46 1998: No. 45 Marion Sandler AGE 68 Co-Chairman, Co-CEO GOLDEN WEST FINANCIAL

One of only three female CEOs of a FORTUNE 500 company, Sandler has used financial savvy and tireless marketing to build her and her husband's California thrift into the third-largest S&L in the nation (assets: $38 billion). That's impressive-- but it's still only 5.7% of the assets of Citigroup, home of No. 2 Miller.

47 NEW Michelle Anthony AGE 42 EVP SONY MUSIC ENTERTAINMENT

A onetime entertainment lawyer, Anthony arrived at Sony in 1990, brought in rockers Aerosmith and Pearl Jam, and helped recast the stodgy record giant. Sales have doubled, to $6.3 billion, making Sony Music, under boss Tommy Mottola, the market leader last year. Now Anthony is livin' la vida loca (Ricky Martin is on Sony's docket) and carrying a slate of powerful women artists too: Celine Dion, Lauryn Hill, Mariah Carey, Barbra Streisand, the Dixie Chicks.

48 1998: No. 26 Orit Gadiesh age 48 Chairman BAIN & CO.
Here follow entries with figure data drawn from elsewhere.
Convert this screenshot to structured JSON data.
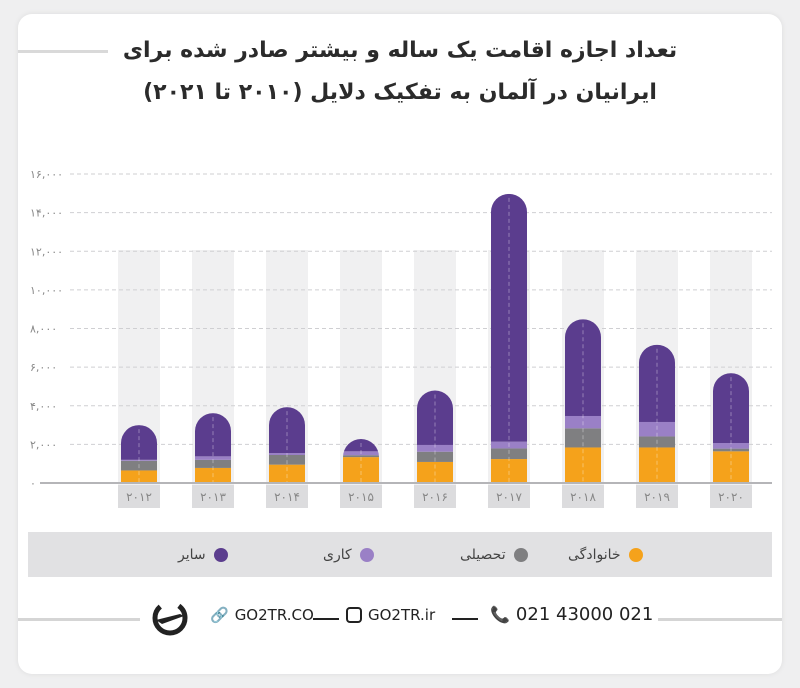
{
  "title_lines": [
    "تعداد اجازه اقامت یک ساله و بیشتر صادر شده برای",
    "ایرانیان در آلمان به تفکیک دلایل (۲۰۱۰ تا ۲۰۲۱)"
  ],
  "chart_data": {
    "type": "bar",
    "stacked": true,
    "title": "تعداد اجازه اقامت یک ساله و بیشتر صادر شده برای ایرانیان در آلمان به تفکیک دلایل (۲۰۱۰ تا ۲۰۲۱)",
    "categories": [
      "۲۰۱۲",
      "۲۰۱۳",
      "۲۰۱۴",
      "۲۰۱۵",
      "۲۰۱۶",
      "۲۰۱۷",
      "۲۰۱۸",
      "۲۰۱۹",
      "۲۰۲۰"
    ],
    "series": [
      {
        "name": "خانوادگی",
        "color": "#f5a21b",
        "values": [
          650,
          780,
          950,
          1340,
          1090,
          1240,
          1840,
          1840,
          1640
        ]
      },
      {
        "name": "تحصیلی",
        "color": "#7f7f81",
        "values": [
          500,
          420,
          500,
          100,
          530,
          550,
          990,
          570,
          140
        ]
      },
      {
        "name": "کاری",
        "color": "#9a80c6",
        "values": [
          50,
          180,
          100,
          200,
          350,
          350,
          640,
          750,
          290
        ]
      },
      {
        "name": "سایر",
        "color": "#5b3d8e",
        "values": [
          1800,
          2240,
          2380,
          640,
          2820,
          12830,
          5010,
          4000,
          3620
        ]
      }
    ],
    "ylim": [
      0,
      16000
    ],
    "yticks": [
      0,
      2000,
      4000,
      6000,
      8000,
      10000,
      12000,
      14000,
      16000
    ],
    "ytick_labels": [
      "۰",
      "۲,۰۰۰",
      "۴,۰۰۰",
      "۶,۰۰۰",
      "۸,۰۰۰",
      "۱۰,۰۰۰",
      "۱۲,۰۰۰",
      "۱۴,۰۰۰",
      "۱۶,۰۰۰"
    ],
    "grid": true,
    "legend_position": "bottom",
    "xlabel": "",
    "ylabel": ""
  },
  "footer": {
    "website": "GO2TR.CO",
    "instagram": "GO2TR.ir",
    "phone": "021 43000 021"
  }
}
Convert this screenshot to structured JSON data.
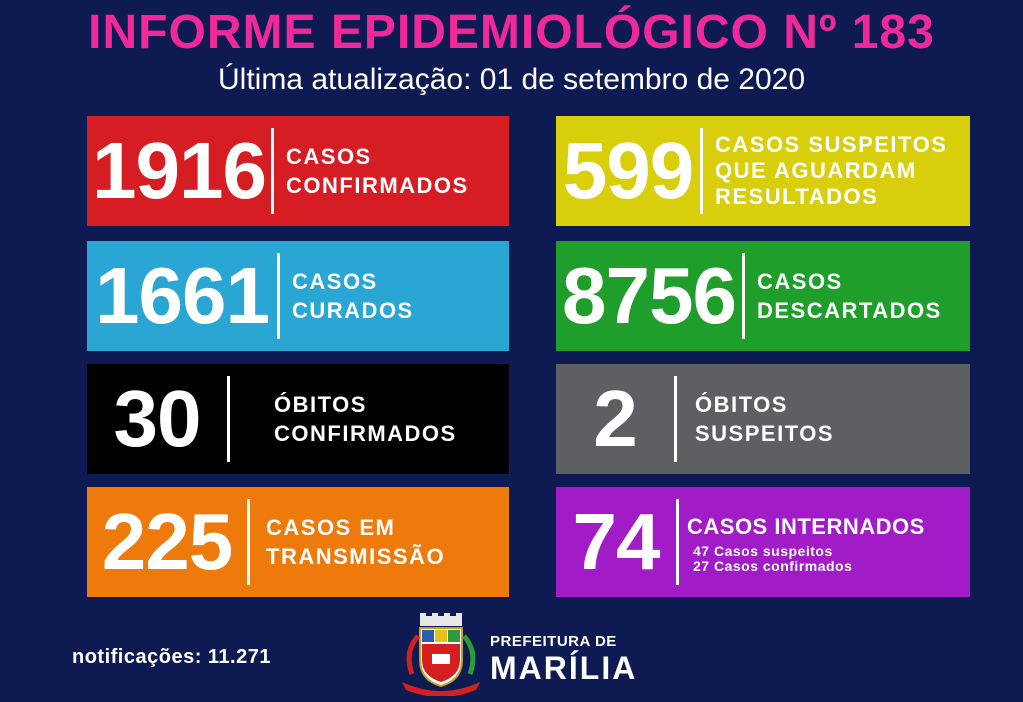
{
  "header": {
    "title": "INFORME EPIDEMIOLÓGICO Nº 183",
    "subtitle": "Última atualização: 01 de setembro de 2020"
  },
  "cards": {
    "confirmed": {
      "value": "1916",
      "line1": "CASOS",
      "line2": "CONFIRMADOS",
      "color": "#d71d24"
    },
    "suspected": {
      "value": "599",
      "line1": "CASOS SUSPEITOS",
      "line2": "QUE AGUARDAM",
      "line3": "RESULTADOS",
      "color": "#d9ce0b"
    },
    "cured": {
      "value": "1661",
      "line1": "CASOS",
      "line2": "CURADOS",
      "color": "#29a6d4"
    },
    "discarded": {
      "value": "8756",
      "line1": "CASOS",
      "line2": "DESCARTADOS",
      "color": "#1f9e2b"
    },
    "deaths_confirmed": {
      "value": "30",
      "line1": "ÓBITOS",
      "line2": "CONFIRMADOS",
      "color": "#000000"
    },
    "deaths_suspected": {
      "value": "2",
      "line1": "ÓBITOS",
      "line2": "SUSPEITOS",
      "color": "#5d5f62"
    },
    "transmission": {
      "value": "225",
      "line1": "CASOS EM",
      "line2": "TRANSMISSÃO",
      "color": "#ef7a0c"
    },
    "hospitalized": {
      "value": "74",
      "line1": "CASOS INTERNADOS",
      "detail1": "47 Casos suspeitos",
      "detail2": "27 Casos confirmados",
      "color": "#a11bc7"
    }
  },
  "footer": {
    "notifications": "notificações: 11.271",
    "prefeitura_top": "PREFEITURA DE",
    "prefeitura_main": "MARÍLIA",
    "crest_icon": "city-coat-of-arms-icon"
  }
}
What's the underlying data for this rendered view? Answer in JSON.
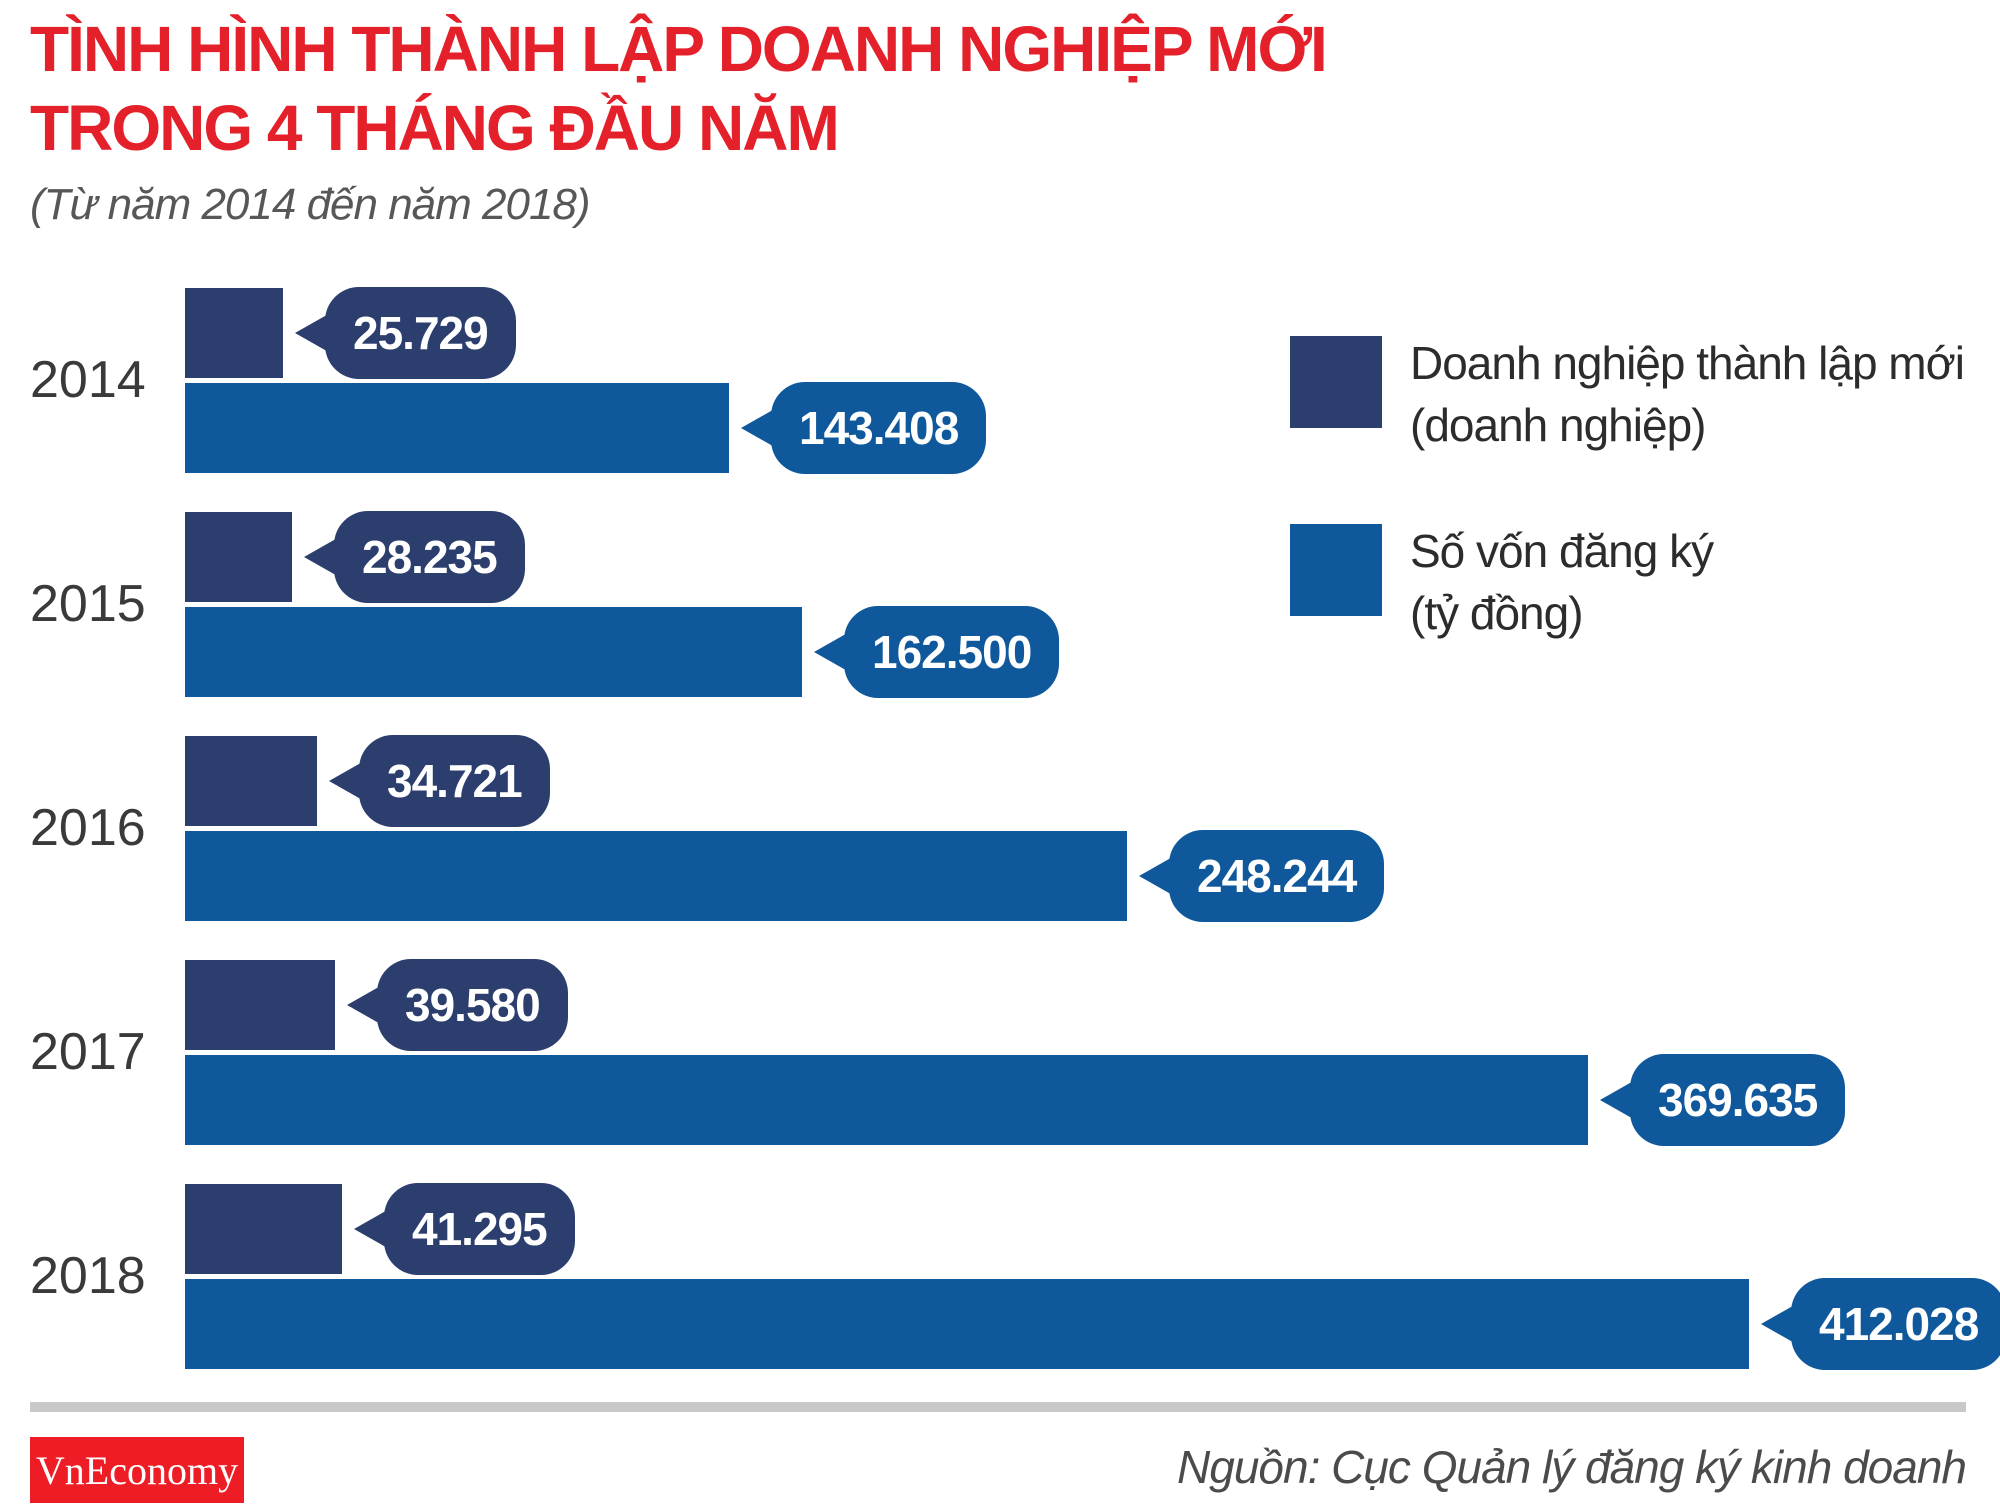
{
  "title": {
    "line1": "TÌNH HÌNH THÀNH LẬP DOANH NGHIỆP MỚI",
    "line2": "TRONG 4 THÁNG ĐẦU NĂM",
    "subtitle": "(Từ năm 2014 đến năm 2018)"
  },
  "legend": [
    {
      "line1": "Doanh nghiệp thành lập mới",
      "line2": "(doanh nghiệp)",
      "color": "#2B3E6E"
    },
    {
      "line1": "Số vốn đăng ký",
      "line2": "(tỷ đồng)",
      "color": "#0F589B"
    }
  ],
  "chart_data": {
    "type": "bar",
    "orientation": "horizontal",
    "title": "Tình hình thành lập doanh nghiệp mới trong 4 tháng đầu năm (2014-2018)",
    "categories": [
      "2014",
      "2015",
      "2016",
      "2017",
      "2018"
    ],
    "series": [
      {
        "key": "companies",
        "name": "Doanh nghiệp thành lập mới (doanh nghiệp)",
        "color": "#2B3E6E",
        "values": [
          25729,
          28235,
          34721,
          39580,
          41295
        ],
        "labels": [
          "25.729",
          "28.235",
          "34.721",
          "39.580",
          "41.295"
        ]
      },
      {
        "key": "capital",
        "name": "Số vốn đăng ký (tỷ đồng)",
        "color": "#0F589B",
        "values": [
          143408,
          162500,
          248244,
          369635,
          412028
        ],
        "labels": [
          "143.408",
          "162.500",
          "248.244",
          "369.635",
          "412.028"
        ]
      }
    ],
    "xlim": [
      0,
      412028
    ],
    "grid": false,
    "legend_position": "top-right",
    "value_label_style": "speech-bubble"
  },
  "colors": {
    "title_red": "#E4202A",
    "logo_red": "#EE1C25",
    "navy": "#2B3E6E",
    "blue": "#0F589B",
    "divider_gray": "#C9C9C9"
  },
  "footer": {
    "logo_text": "VnEconomy",
    "source": "Nguồn: Cục Quản lý đăng ký kinh doanh"
  }
}
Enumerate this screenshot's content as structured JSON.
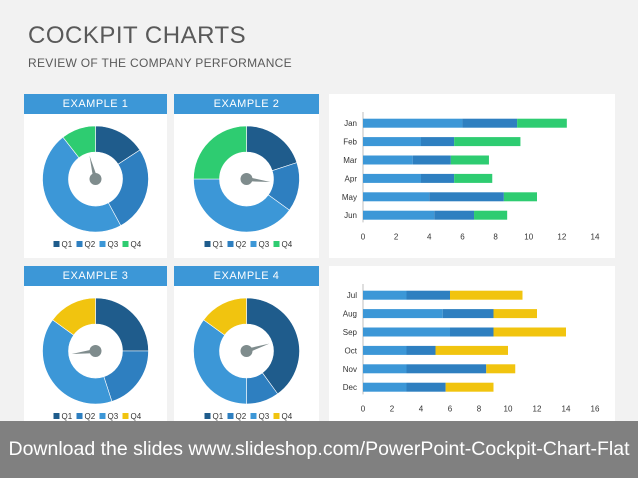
{
  "header": {
    "title": "COCKPIT CHARTS",
    "subtitle": "REVIEW OF THE COMPANY PERFORMANCE"
  },
  "colors": {
    "Q1": "#1f5c8c",
    "Q2": "#2e7fc0",
    "Q3": "#3c97d7",
    "Q4": "#2ecc71",
    "Q4_alt": "#f1c40f",
    "needle": "#7f8c8d",
    "header_bg": "#3c97d7"
  },
  "chart_data": [
    {
      "type": "pie",
      "title": "EXAMPLE 1",
      "categories": [
        "Q1",
        "Q2",
        "Q3",
        "Q4"
      ],
      "values": [
        15,
        25,
        45,
        10
      ],
      "legend": [
        "Q1",
        "Q2",
        "Q3",
        "Q4"
      ],
      "legend_position": "bottom",
      "needle_value": 0.96
    },
    {
      "type": "pie",
      "title": "EXAMPLE 2",
      "categories": [
        "Q1",
        "Q2",
        "Q3",
        "Q4"
      ],
      "values": [
        20,
        15,
        40,
        25
      ],
      "legend": [
        "Q1",
        "Q2",
        "Q3",
        "Q4"
      ],
      "legend_position": "bottom",
      "needle_value": 0.27
    },
    {
      "type": "pie",
      "title": "EXAMPLE 3",
      "categories": [
        "Q1",
        "Q2",
        "Q3",
        "Q4"
      ],
      "values": [
        25,
        20,
        40,
        15
      ],
      "legend": [
        "Q1",
        "Q2",
        "Q3",
        "Q4"
      ],
      "legend_position": "bottom",
      "needle_value": 0.73
    },
    {
      "type": "pie",
      "title": "EXAMPLE 4",
      "categories": [
        "Q1",
        "Q2",
        "Q3",
        "Q4"
      ],
      "values": [
        40,
        10,
        35,
        15
      ],
      "legend": [
        "Q1",
        "Q2",
        "Q3",
        "Q4"
      ],
      "legend_position": "bottom",
      "needle_value": 0.2
    },
    {
      "type": "bar",
      "orientation": "horizontal",
      "stacked": true,
      "categories": [
        "Jan",
        "Feb",
        "Mar",
        "Apr",
        "May",
        "Jun"
      ],
      "series": [
        {
          "values": [
            6,
            3.5,
            3,
            3.5,
            4,
            4.3
          ]
        },
        {
          "values": [
            3.3,
            2,
            2.3,
            2,
            4.5,
            2.4
          ]
        },
        {
          "values": [
            3,
            4,
            2.3,
            2.3,
            2,
            2
          ]
        }
      ],
      "xlim": [
        0,
        14
      ],
      "xticks": [
        0,
        2,
        4,
        6,
        8,
        10,
        12,
        14
      ],
      "grid": false
    },
    {
      "type": "bar",
      "orientation": "horizontal",
      "stacked": true,
      "categories": [
        "Jul",
        "Aug",
        "Sep",
        "Oct",
        "Nov",
        "Dec"
      ],
      "series": [
        {
          "values": [
            3,
            5.5,
            6,
            3,
            3,
            3
          ]
        },
        {
          "values": [
            3,
            3.5,
            3,
            2,
            5.5,
            2.7
          ]
        },
        {
          "values": [
            5,
            3,
            5,
            5,
            2,
            3.3
          ]
        }
      ],
      "xlim": [
        0,
        16
      ],
      "xticks": [
        0,
        2,
        4,
        6,
        8,
        10,
        12,
        14,
        16
      ],
      "grid": false
    }
  ],
  "footer": {
    "banner_text": "Download the slides www.slideshop.com/PowerPoint-Cockpit-Chart-Flat"
  }
}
While Bain is only the world's 18th-largest management consulting firm (estimated 1998 revenues: $600 million), it ranks just below McKinsey and Boston Consulting Group for strategic CEO-level work. Brash and brainy (and infamous for her magenta hair), Gadiesh is tight with the bosses at Motorola, Kodak, Dell, and Nestle. But recently her power has begun to slip against up-and-coming Internet consultancies.

49 NEW Charlotte Beers AGE 64 Chairman J. WALTER THOMPSON

WPP chief Martin Sorrell wooed Madison Avenue's diva, former CEO of Ogilvy & Mather, out of retirement to gloss up his other ad giant, Thompson. Her charisma has drawn attention to Thompson's account wins--Kimberly-Clark, Siemens, Qwest--though she didn't bring them in. Beers' high visibility is controversial--but needed.

50 1998: No. 29 Abigail Johnson AGE 37 SVP FIDELITY INVESTMENTS

As Fidelity's largest shareholder (with a 24.5% voting stake in parent company FMR), Johnson sits on the board of directors and oversees 22 funds, with $235.8 billion in assets. But rumors persist that the heir to America's largest mutual fund family doesn't want to run the company. She is focused on raising her toddlers instead.

*All stock prices on this list are as of Sept. 21.